As you might expect, low-cost IoT gadgets are the leading culprits. But, budget IoT devices are starting to represent some of the most commonly sold household products on the market. A recent experiment revealed that even amateur hackers could steal vital personal information from homeowners using their discarded IoT devices.

How hard is it for hackers to infiltrate that data? Maybe as simple as sifting through your trash. 

Don’t Put Your IoT Devices in the Trash

Limited Results, a team of technology hobbyists, wanted to test the level of security in a common household smart bulb. Specifically, they wanted to know if their amateur team could hack the device after it had been unplugged and thrown away. 

The team dismantled several smart light bulbs, even to the point of taking apart the circuit boards. The team then tampered with the dismantled devices to learn what data could be easily accessed. In other words, if a hacker found your smart bulb in the trash, what could they learn about you or your home? 

In the case of each tested bulb, Limited Results found completely unencrypted data, and could even tell the WLAN password used by the prior user. One of the devices even revealed a private key for RSA encryption. This relatively simple experiment conveys something potentially terrifying about smart tech: if a hacker finds your old smart bulb in a trashcan, they may be able to access important personal data.
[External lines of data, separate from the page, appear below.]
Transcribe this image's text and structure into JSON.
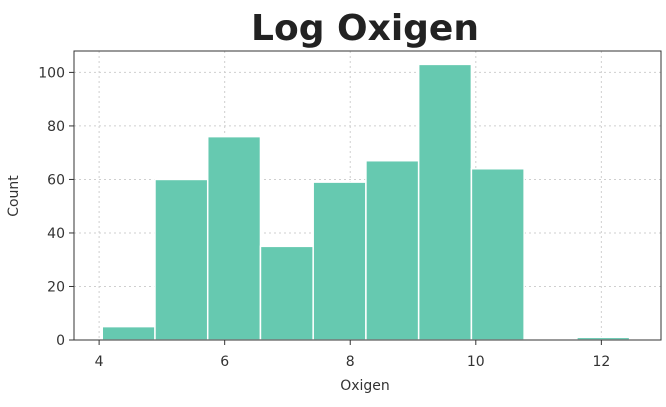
{
  "chart_data": {
    "type": "bar",
    "title": "Log Oxigen",
    "xlabel": "Oxigen",
    "ylabel": "Count",
    "bin_edges": [
      4.05,
      4.89,
      5.73,
      6.57,
      7.41,
      8.25,
      9.09,
      9.93,
      10.77,
      11.61,
      12.45
    ],
    "values": [
      5,
      60,
      76,
      35,
      59,
      67,
      103,
      64,
      0,
      1
    ],
    "xlim": [
      3.6,
      12.95
    ],
    "ylim": [
      0,
      108
    ],
    "xticks": [
      4,
      6,
      8,
      10,
      12
    ],
    "yticks": [
      0,
      20,
      40,
      60,
      80,
      100
    ],
    "grid": true,
    "bar_color": "#66c9b0"
  }
}
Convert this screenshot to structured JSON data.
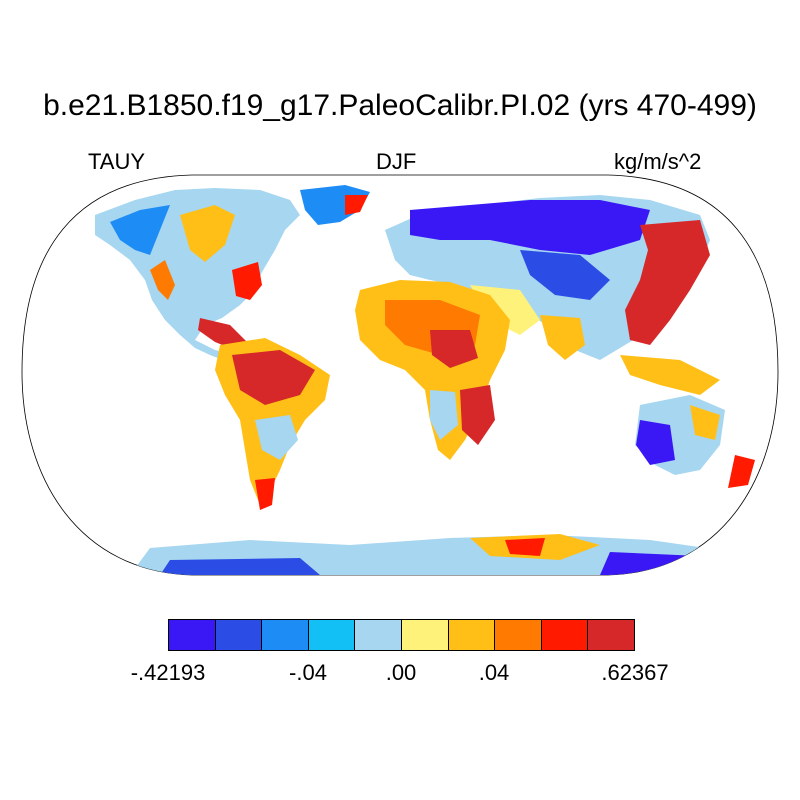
{
  "title": "b.e21.B1850.f19_g17.PaleoCalibr.PI.02 (yrs 470-499)",
  "left_label": "TAUY",
  "center_label": "DJF",
  "right_label": "kg/m/s^2",
  "colorbar": {
    "colors": [
      "#3a18f5",
      "#2b4de6",
      "#1e8cf5",
      "#12c0f5",
      "#a6d6f0",
      "#fff27a",
      "#ffbf17",
      "#ff7a00",
      "#ff1a00",
      "#d62828"
    ],
    "labels": [
      "-.42193",
      "-.04",
      ".00",
      ".04",
      ".62367"
    ]
  }
}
You don’t even have to be an expert hacker to extract useful information out of these old devices. In fact, according to the experimenters, the tested bulbs were so poorly programmed that it was simple for reasonably experienced people to access sensitive information.

Problems Persist

The fact that smart home devices have security problems isn’t news. In fact, this problem has been known for years in the IoT industry. Limited Results simply confirmed that an old problem continues to persist in the latest and most commonly used IoT technology.

With data controversies already rampant in the news, hopefully IoT manufacturers start paying closer attention to these mounting problems of data insecurity. In the meantime, organizations like the Open Web Application Security Project (OWASP) are helping to raise awareness about certain products consumers should be particularly aware of. 

OWASP compiled a list of 10 points for the past year that represents the greatest dangers to IoT networks and devices.

Top 10 IoT Device Vulnerabilities

  1. Weak Guessable or Hardcoded Passwords
  2. Insecure Network Services
  3. Insecure Ecosystem Interfaces
  4. Lack of Secure Update Mechanism
  5. Use of Insecure or Outdated Components
  6. Insufficient Privacy Protection
  7. Insecure Data Transfer and Storage
  8. Lack of Device Management
  9. Insecure Default Settings
  10. Lack of Physical Hardening

Fortunately, progress towards better IoT security is being made. In 2018, a law was passed in California to regulate the security of networked devices. Starting in 2020, manufactures will no longer be permitted to deliver devices with “generic default credentials” that hackers can easily guess. 

Regarding the study: before Limited Results published its findings this year, the device manufacturer was notified and improved its encryption. In other words, the device is supposedly not as easy to hack as it used to be. 

Hopefully, stories like this help nudge the IoT industry as a whole toward stronger security. Otherwise, we’ll have to keep crawling along, one device or state at a time.